The Rajasthan Police on Wednesday said it will move an application in the High Court to cancel the bail of Vipin Yadav, who is accused of killing dairy farmer Pehlu Khan in Alwar in April 2017, after he admitted his role in the crime in front of hidden cameras.

“Our first endeavour will be to take this evidence in record and carry out our own supporting investigation so this becomes admissible in the court of law,” Jaipur Range Inspector General VK Singh told NDTV. “Thereafter we will cite this evidence in the trial against the accused as well... This has made the case strong and watertight against him,” Singh said.

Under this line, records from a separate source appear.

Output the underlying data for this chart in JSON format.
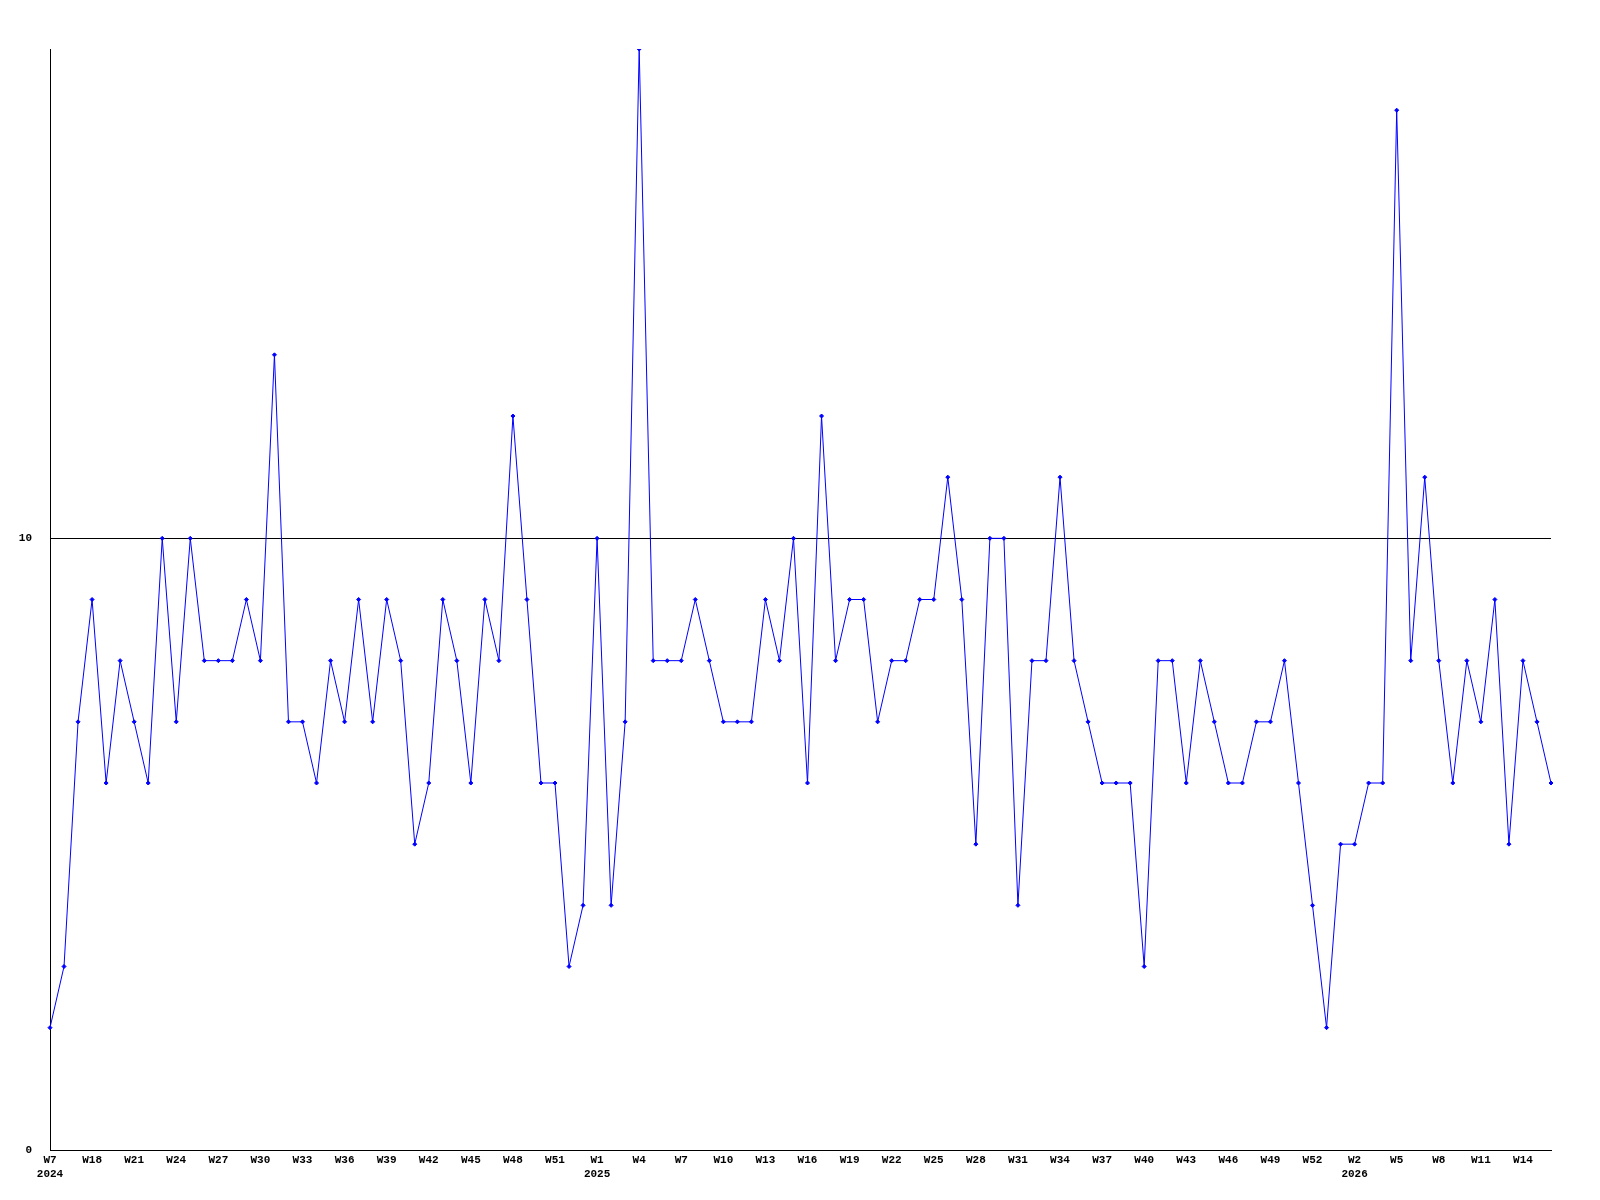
{
  "chart_data": {
    "type": "line",
    "categories": [
      "W7\n2024",
      null,
      null,
      "W18",
      null,
      null,
      "W21",
      null,
      null,
      "W24",
      null,
      null,
      "W27",
      null,
      null,
      "W30",
      null,
      null,
      "W33",
      null,
      null,
      "W36",
      null,
      null,
      "W39",
      null,
      null,
      "W42",
      null,
      null,
      "W45",
      null,
      null,
      "W48",
      null,
      null,
      "W51",
      null,
      null,
      "W1\n2025",
      null,
      null,
      "W4",
      null,
      null,
      "W7",
      null,
      null,
      "W10",
      null,
      null,
      "W13",
      null,
      null,
      "W16",
      null,
      null,
      "W19",
      null,
      null,
      "W22",
      null,
      null,
      "W25",
      null,
      null,
      "W28",
      null,
      null,
      "W31",
      null,
      null,
      "W34",
      null,
      null,
      "W37",
      null,
      null,
      "W40",
      null,
      null,
      "W43",
      null,
      null,
      "W46",
      null,
      null,
      "W49",
      null,
      null,
      "W52",
      null,
      null,
      "W2\n2026",
      null,
      null,
      "W5",
      null,
      null,
      "W8",
      null,
      null,
      "W11",
      null,
      null,
      "W14",
      null,
      null
    ],
    "series": [
      {
        "color": "#0000ff",
        "values": [
          2,
          3,
          7,
          9,
          6,
          8,
          7,
          6,
          10,
          7,
          10,
          8,
          8,
          8,
          9,
          8,
          13,
          7,
          7,
          6,
          8,
          7,
          9,
          7,
          9,
          8,
          5,
          6,
          9,
          8,
          6,
          9,
          8,
          12,
          9,
          6,
          6,
          3,
          4,
          10,
          4,
          7,
          18,
          8,
          8,
          8,
          9,
          8,
          7,
          7,
          7,
          9,
          8,
          10,
          6,
          12,
          8,
          9,
          9,
          7,
          8,
          8,
          9,
          9,
          11,
          9,
          5,
          10,
          10,
          4,
          8,
          8,
          11,
          8,
          7,
          6,
          6,
          6,
          3,
          8,
          8,
          6,
          8,
          7,
          6,
          6,
          7,
          7,
          8,
          6,
          4,
          2,
          5,
          5,
          6,
          6,
          17,
          8,
          11,
          8,
          6,
          8,
          7,
          9,
          5,
          8,
          7,
          6
        ]
      }
    ],
    "ylim": [
      0,
      18
    ],
    "yticks": [
      0,
      10
    ],
    "grid": "y",
    "legend": false,
    "marker": "diamond",
    "line_style": "solid"
  }
}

Yadav spoke to an investigative team from NDTV and admitted before hidden cameras that the mob assaulted Khan for over one-and-a-half hours. The NDTV team had posed as researchers doing field work on Hindutva outfits

“First there were 10 people then the crowd swelled,” Yadav had said. “They weren’t stopping their trucks, so I had to overtake them and take their keys to catch them.”

Yadav spent five months in jail after the incident. The Rajasthan High Court accepted his bail application on the grounds that there were about 200 people present at the spot, that Yadav was not named in the police complaint or First Information Report, that no specific action of his was named in the crime, and that he was not present at the spot of the crime.

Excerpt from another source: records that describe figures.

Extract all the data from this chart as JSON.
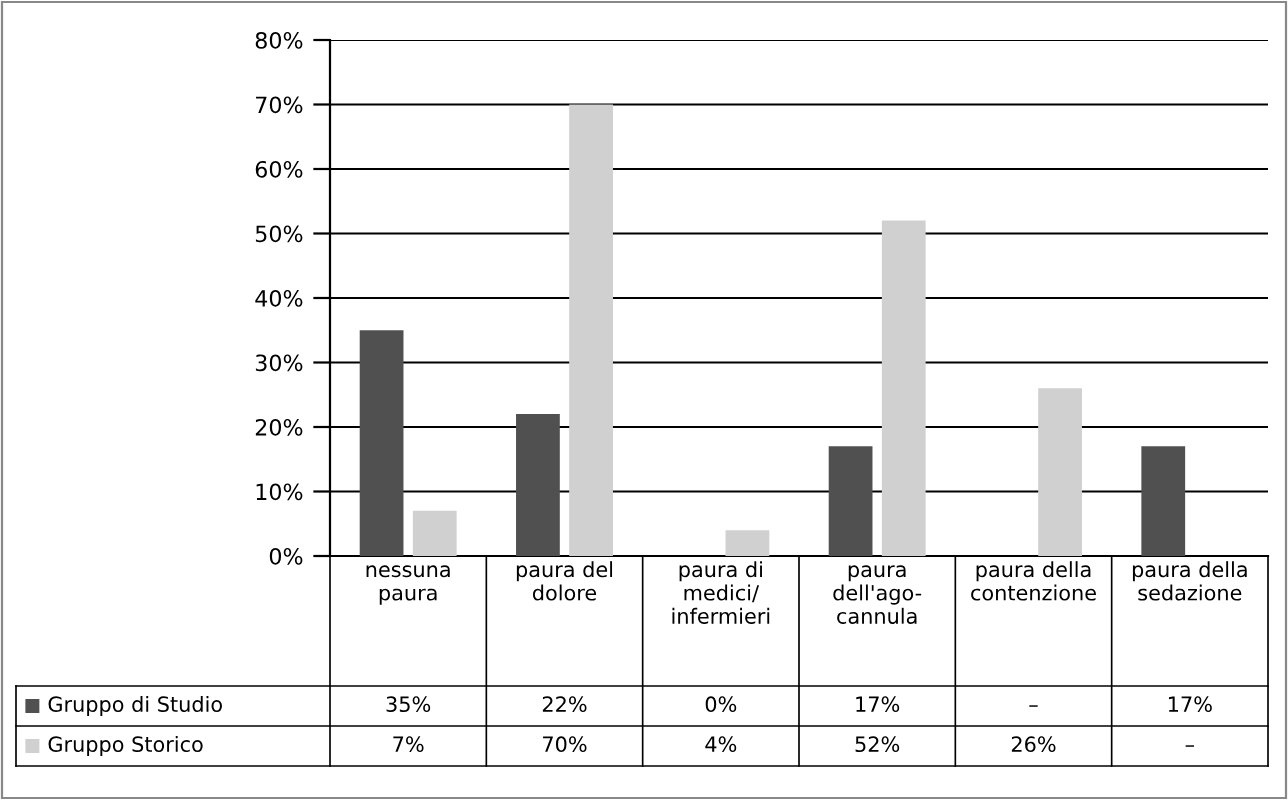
{
  "chart_data": {
    "type": "bar",
    "categories": [
      "nessuna\npaura",
      "paura del\ndolore",
      "paura di\nmedici/\ninfermieri",
      "paura\ndell'ago-\ncannula",
      "paura della\ncontenzione",
      "paura della\nsedazione"
    ],
    "series": [
      {
        "name": "Gruppo di Studio",
        "color": "#505050",
        "values": [
          35,
          22,
          0,
          17,
          null,
          17
        ],
        "value_labels": [
          "35%",
          "22%",
          "0%",
          "17%",
          "–",
          "17%"
        ]
      },
      {
        "name": "Gruppo Storico",
        "color": "#d0d0d0",
        "values": [
          7,
          70,
          4,
          52,
          26,
          null
        ],
        "value_labels": [
          "7%",
          "70%",
          "4%",
          "52%",
          "26%",
          "–"
        ]
      }
    ],
    "ylim": [
      0,
      80
    ],
    "yticks": [
      {
        "value": 0,
        "label": "0%"
      },
      {
        "value": 10,
        "label": "10%"
      },
      {
        "value": 20,
        "label": "20%"
      },
      {
        "value": 30,
        "label": "30%"
      },
      {
        "value": 40,
        "label": "40%"
      },
      {
        "value": 50,
        "label": "50%"
      },
      {
        "value": 60,
        "label": "60%"
      },
      {
        "value": 70,
        "label": "70%"
      },
      {
        "value": 80,
        "label": "80%"
      }
    ],
    "grid": "y",
    "legend": "bottom"
  }
}
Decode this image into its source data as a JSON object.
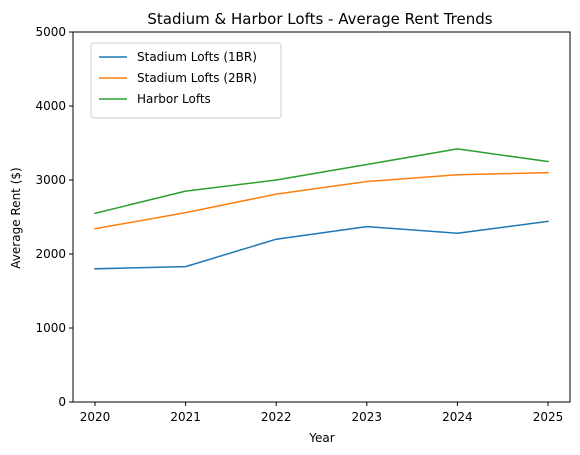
{
  "chart_data": {
    "type": "line",
    "title": "Stadium & Harbor Lofts - Average Rent Trends",
    "xlabel": "Year",
    "ylabel": "Average Rent ($)",
    "x": [
      "2020",
      "2021",
      "2022",
      "2023",
      "2024",
      "2025"
    ],
    "ylim": [
      0,
      5000
    ],
    "yticks": [
      "0",
      "1000",
      "2000",
      "3000",
      "4000",
      "5000"
    ],
    "grid": false,
    "legend_position": "top-left",
    "series": [
      {
        "name": "Stadium Lofts (1BR)",
        "color": "#1f77b4",
        "values": [
          1800,
          1830,
          2200,
          2370,
          2280,
          2440
        ]
      },
      {
        "name": "Stadium Lofts (2BR)",
        "color": "#ff7f0e",
        "values": [
          2340,
          2560,
          2810,
          2980,
          3070,
          3100
        ]
      },
      {
        "name": "Harbor Lofts",
        "color": "#2ca02c",
        "values": [
          2550,
          2850,
          3000,
          3210,
          3420,
          3250
        ]
      }
    ]
  }
}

Pehlu Khan’s son, Irshad Khan, told NDTV that he recognised Yadav from the video footage as the person who stopped their vehicle. “He started beating us,” Irshad Khan said.

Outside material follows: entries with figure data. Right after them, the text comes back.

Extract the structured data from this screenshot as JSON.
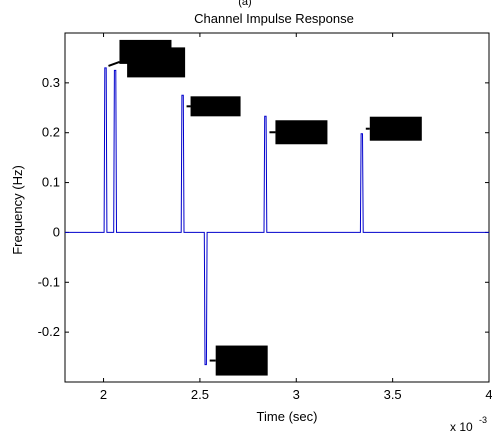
{
  "chart_data": {
    "type": "line",
    "title": "Channel Impulse Response",
    "title_fragment": "(a)",
    "xlabel": "Time (sec)",
    "ylabel": "Frequency (Hz)",
    "x_exponent_base": "x 10",
    "x_exponent_power": "-3",
    "xlim": [
      1.8,
      4.0
    ],
    "ylim": [
      -0.3,
      0.4
    ],
    "x_ticks": [
      2,
      2.5,
      3,
      3.5,
      4
    ],
    "x_tick_labels": [
      "2",
      "2.5",
      "3",
      "3.5",
      "4"
    ],
    "y_ticks": [
      -0.2,
      -0.1,
      0,
      0.1,
      0.2,
      0.3
    ],
    "y_tick_labels": [
      "-0.2",
      "-0.1",
      "0",
      "0.1",
      "0.2",
      "0.3"
    ],
    "grid": false,
    "legend": "none",
    "series": [
      {
        "color": "#0000cc",
        "impulses": [
          {
            "x": 2.01,
            "y": 0.33
          },
          {
            "x": 2.06,
            "y": 0.325
          },
          {
            "x": 2.41,
            "y": 0.275
          },
          {
            "x": 2.53,
            "y": -0.265
          },
          {
            "x": 2.84,
            "y": 0.233
          },
          {
            "x": 3.34,
            "y": 0.198
          }
        ]
      }
    ],
    "annotations": [
      {
        "text": "",
        "target": 0
      },
      {
        "text": "",
        "target": 1
      },
      {
        "text": "",
        "target": 2
      },
      {
        "text": "",
        "target": 3
      },
      {
        "text": "",
        "target": 4
      },
      {
        "text": "",
        "target": 5
      }
    ]
  }
}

Khan was attacked while he was transporting his cows from Rajasthan to Haryana. Although he had permits for the animals, a group of men had accused him of transporting them illegally and then assaulted him. Many of his attackers were allegedly affiliated with the Bajrang Dal and Vishwa Hindu Parishad.

On Monday, the Supreme Court also agreed to hear a plea on the Hapur lynching incident after a survivor of the crime moved the court seeking protection and demanded a court-monitored inquiry by a special investigation team. This came after Rakesh Sisodia, an accused in a lynching case in Uttar Pradesh, bragged about his crime to the NDTV team.